パパドプロスはここでいくつかの問いを並べる。

(…)今日における社会運動の政治とは何なのか?もし、既存の政治的権力に照準を定めるものとしてではなく、諸世界を使って実験しているものとして社会運動の行動にアプローチすると、一体何なのか?もし、正義の再配分を目的として既存の諸制度の問題に取り組むものとしてではなく、下から物質的正義を要求する、存在のオルタナティヴな形式を創り出す事として、社会運動の行動をみなすのならば、一体何なのか?そして、もし、社会運動が権力への抵抗に参加するときではなく、生の物質性を用いて実験するときに、これ(存在のオルタナティヴな形式を創り出す事)が可能になるのならば、何なのか?

さらにこのように続ける。

この意味において実験的実践は、猛烈な変化の引き金となり、存在のオルタナティヴで自治のある空間を生み出すような仕方においてエネルギーを駆動する直感、知識、そして政治の形態に関する事である。自治とは、ここでは自律した政治として意味づけられているのであって、個人の独立という近代的ヒューマニストの価値や個人的なるものや私的なるものの隔離としては意味づけられていない。

パパドプロスは、自治を、閉じた個として外部から切り離された状態とは考えない。むしろ彼の考えでは、必要なのは「物質的な相互接続性material interconectedness、実践的組織化practical organizing、日常的共存在everyday co-existence、存在論的同盟の強化the fostering of ontological alliances」である。むしろ繋がりこそが自治を創り出す。そしてその繋がりは人間なるものや社会なるものを超えたポストヒューマンな性格をもっている。

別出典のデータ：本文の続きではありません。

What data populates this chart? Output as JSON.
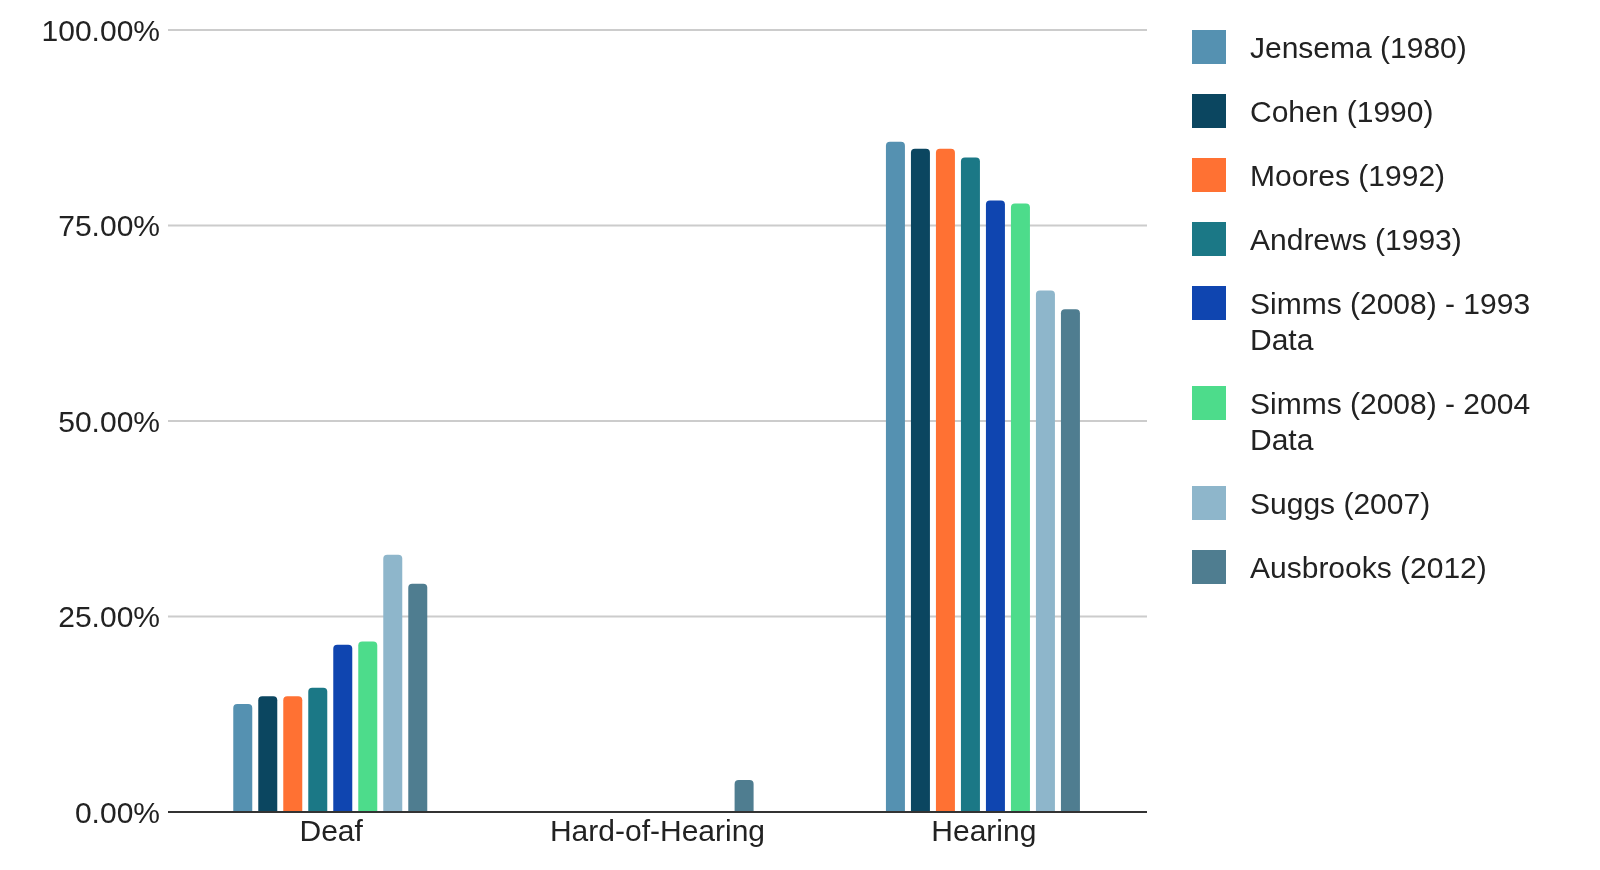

物質で繋がり、それを通じて空間を作りだし、ポストヒューマンな自治が達成される。パパドプロスは、ポストヒューマンな物質的繋がりが本当は社会運動の中に常にあったと考えているように思える。彼はそれを「社会運動の行動の非公式な部分undisclosed part」であると書いていて、取り返すretrievingと書いているところから、わたしはそう感じた。いつもあった——実際それは、社会関係よりも「もっとずっと強力」なのだ——のに、何らかのカラクリがそれを明らかにしてこなかったのかもしれない。では、そのようなポストヒューマンな社会運動をみるには、どうすればいいのか。パパドプロスは、テクノサイエンスをフレームワークに持ち込む事で、それが可能になると考えている。それによって、「超社会運動more-than -social movements」を考えることができるのだ。